De la Granja amplía la mira y pone el foco en que, en muchas ocasiones, los brotes conductuales de estos pequeños no están relacionados per sé con el autismo, sino con todo un complejo contexto que los neurotípicos no llegan a comprender. “A veces los adultos consideramos que el niño que tiene un brote de comportamiento agresivo es una rabieta propia de la neurodivergencia, pero lo que está pasando es que lleva mucho tiempo aguantando algo. Pueden sufrir una crisis de ansiedad porque ya no soportan el ruido de las obras que hay en la calle o porque le han cambiado tres veces de profesor en un trimestre”, expone la psicopedagoga.
Ser diagnosticado de autismo en la adultez
Estas técnicas de camuflaje o compensatorias sí que favorecen la integración social de estas personas dentro del espectro del autismo. En cambio, a largo plazo conlleva una serie de perjuicios en la salud mental, así como un retraso en el diagnóstico. Con el paso de los años, esas estrategias de enmascaramiento se perfeccionan, hasta que la situación es insostenible. Así, como argumenta el profesor Gómez de la Concha, son muchos los jóvenes y adultos que llegan a las consultas de psicología con ansiedad y depresión, cuando realmente lo que les ocurre es que son autistas.

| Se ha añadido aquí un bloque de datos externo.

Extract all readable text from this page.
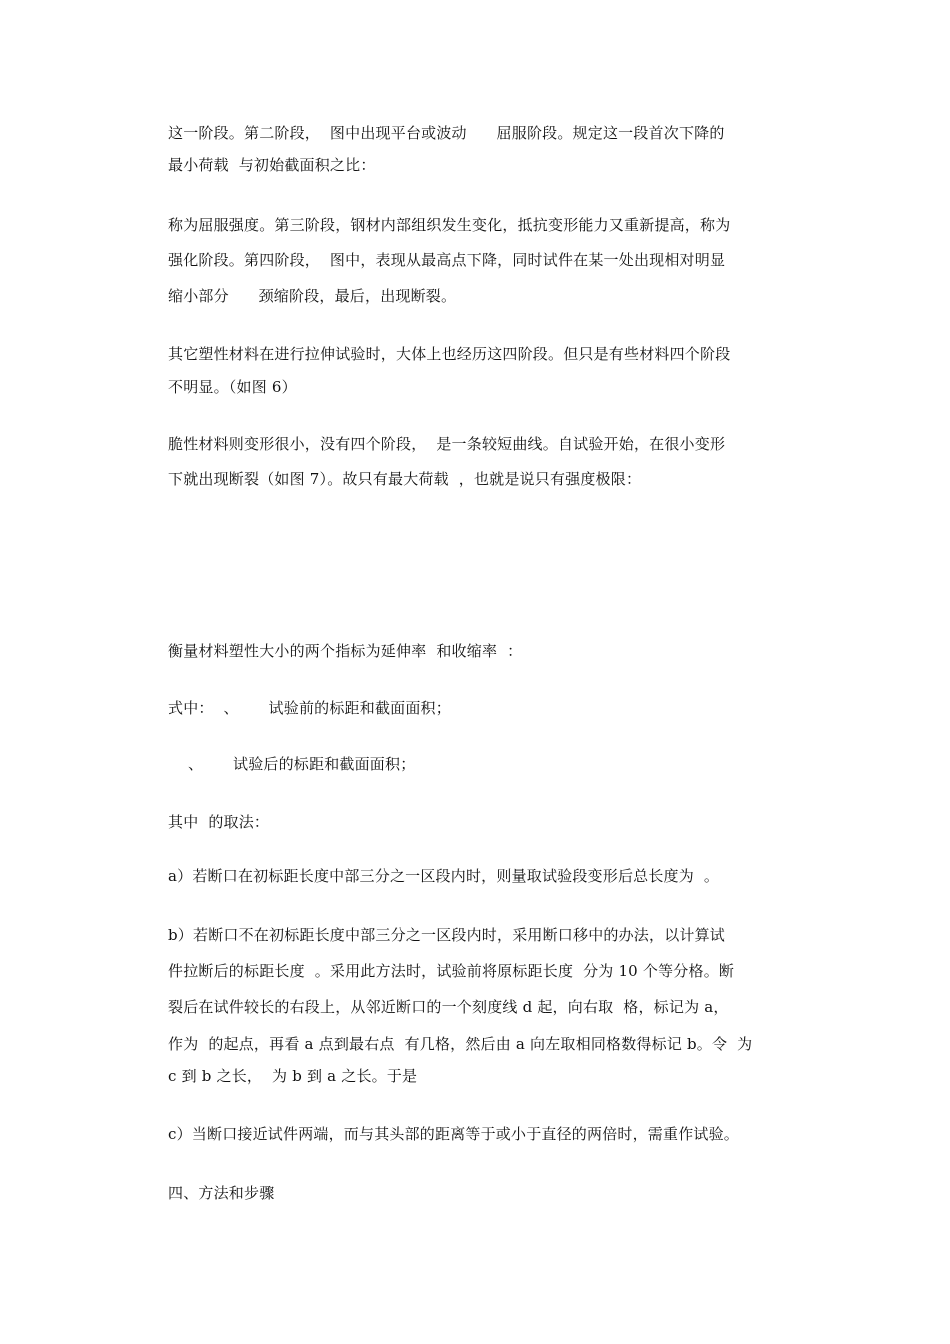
这一阶段。第二阶段，  图中出现平台或波动      屈服阶段。规定这一段首次下降的
最小荷载  与初始截面积之比：
称为屈服强度。第三阶段，钢材内部组织发生变化，抵抗变形能力又重新提高，称为
强化阶段。第四阶段，  图中，表现从最高点下降，同时试件在某一处出现相对明显
缩小部分      颈缩阶段，最后，出现断裂。
其它塑性材料在进行拉伸试验时，大体上也经历这四阶段。但只是有些材料四个阶段
不明显。（如图 6）
脆性材料则变形很小，没有四个阶段，  是一条较短曲线。自试验开始，在很小变形
下就出现断裂（如图 7）。故只有最大荷载  ，也就是说只有强度极限：
衡量材料塑性大小的两个指标为延伸率  和收缩率  ：
式中：  、      试验前的标距和截面面积；
、      试验后的标距和截面面积；
其中  的取法：
a）若断口在初标距长度中部三分之一区段内时，则量取试验段变形后总长度为  。
b）若断口不在初标距长度中部三分之一区段内时，采用断口移中的办法，以计算试
件拉断后的标距长度  。采用此方法时，试验前将原标距长度  分为 10 个等分格。断
裂后在试件较长的右段上，从邻近断口的一个刻度线 d 起，向右取  格，标记为 a，
作为  的起点，再看 a 点到最右点  有几格，然后由 a 向左取相同格数得标记 b。令  为
c 到 b 之长，  为 b 到 a 之长。于是
c）当断口接近试件两端，而与其头部的距离等于或小于直径的两倍时，需重作试验。
四、方法和步骤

“Si los psicólogos no identifican que el desencadenante es que esa persona tiene un cerebro autista, le van a tratar la depresión y ansiedad, pero sin identificar realmente que debajo de todo eso hay un autismo. Por ello, hay que saber diagnosticar a los autistas que no tienen un comportamiento y una sintomatología de trastorno del espectro autista”, aclara. “Los jóvenes tienen dificultad por integrarse en la sociedad porque su corteza prefrontal todavía no es capaz de controlar bien las emociones. Si encima su cerebro tiene un neurotipo diferente, como el autismo, sus dificultades de adaptación y su ansiedad van a ser mucho mayores”.
Sesgos de género en el diagnóstico del autismo
Toda esta problemática se agrava en el caso de las niñas y mujeres autistas, en las que el infradiagnóstico es mucho mayor que en los hombres. A pesar de que la literatura científica disponible indica que hay más hombres que mujeres autistas, las recientes investigaciones comienzan a desmentirlo. “Las pruebas que tenemos diagnósticas están hechas por hombres y estandarizadas en niños y hombres. Esto dificulta mucho el diagnóstico en mujeres porque la sintomatología puede ser totalmente diferente”, matiza Irene de la Granja.

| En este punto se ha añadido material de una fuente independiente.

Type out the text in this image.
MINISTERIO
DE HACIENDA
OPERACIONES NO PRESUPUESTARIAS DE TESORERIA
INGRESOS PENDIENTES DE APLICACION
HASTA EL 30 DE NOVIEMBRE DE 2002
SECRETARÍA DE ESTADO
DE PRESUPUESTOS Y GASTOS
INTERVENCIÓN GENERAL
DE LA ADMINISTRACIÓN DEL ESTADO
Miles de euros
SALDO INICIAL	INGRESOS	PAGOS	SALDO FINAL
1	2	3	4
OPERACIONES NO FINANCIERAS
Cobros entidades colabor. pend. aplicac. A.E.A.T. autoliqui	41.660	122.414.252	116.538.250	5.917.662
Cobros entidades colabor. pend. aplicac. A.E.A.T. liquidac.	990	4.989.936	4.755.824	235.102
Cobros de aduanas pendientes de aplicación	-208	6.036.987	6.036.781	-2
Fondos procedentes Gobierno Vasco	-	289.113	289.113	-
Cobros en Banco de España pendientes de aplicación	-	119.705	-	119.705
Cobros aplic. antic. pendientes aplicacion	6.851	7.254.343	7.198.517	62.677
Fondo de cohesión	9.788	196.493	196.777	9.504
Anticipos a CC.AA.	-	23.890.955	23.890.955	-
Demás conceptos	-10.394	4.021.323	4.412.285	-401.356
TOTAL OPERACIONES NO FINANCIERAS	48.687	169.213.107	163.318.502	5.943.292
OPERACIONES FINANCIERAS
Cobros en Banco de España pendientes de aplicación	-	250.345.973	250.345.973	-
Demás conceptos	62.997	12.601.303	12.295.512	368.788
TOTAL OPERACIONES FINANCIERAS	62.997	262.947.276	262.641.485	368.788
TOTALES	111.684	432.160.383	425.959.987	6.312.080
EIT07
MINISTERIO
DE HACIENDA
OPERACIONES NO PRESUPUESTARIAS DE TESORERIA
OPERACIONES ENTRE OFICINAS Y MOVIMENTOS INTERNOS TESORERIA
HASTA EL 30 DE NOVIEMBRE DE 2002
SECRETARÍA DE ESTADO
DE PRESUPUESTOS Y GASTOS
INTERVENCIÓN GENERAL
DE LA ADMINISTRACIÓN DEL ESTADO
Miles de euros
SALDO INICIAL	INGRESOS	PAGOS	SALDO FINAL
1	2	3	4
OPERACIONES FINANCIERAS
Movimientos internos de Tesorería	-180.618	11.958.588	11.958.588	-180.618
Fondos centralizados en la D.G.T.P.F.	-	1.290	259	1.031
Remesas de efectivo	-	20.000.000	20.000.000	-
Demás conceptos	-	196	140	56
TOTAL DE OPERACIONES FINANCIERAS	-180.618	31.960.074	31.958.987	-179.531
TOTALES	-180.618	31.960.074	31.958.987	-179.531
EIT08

Este sesgo de género provoca un diagnóstico tardío del TEA, que empeora la salud mental de estas niñas que “suelen recibir diagnósticos de Trastorno Límite de la Personalidad que no son reales, sino que hay un autismo de base”. La ausencia de un abordaje temprano termina por causar que el autismo de base sea comórbido con crisis de ansiedad, estados depresivos y unas infancias con mucho sufrimiento. “Recibir el diagnóstico de autismo es liberador para muchas de ellas, porque por fin encuentran explicación a lo que les ha sucedido durante toda la vida”, concluye la psicopedagoga.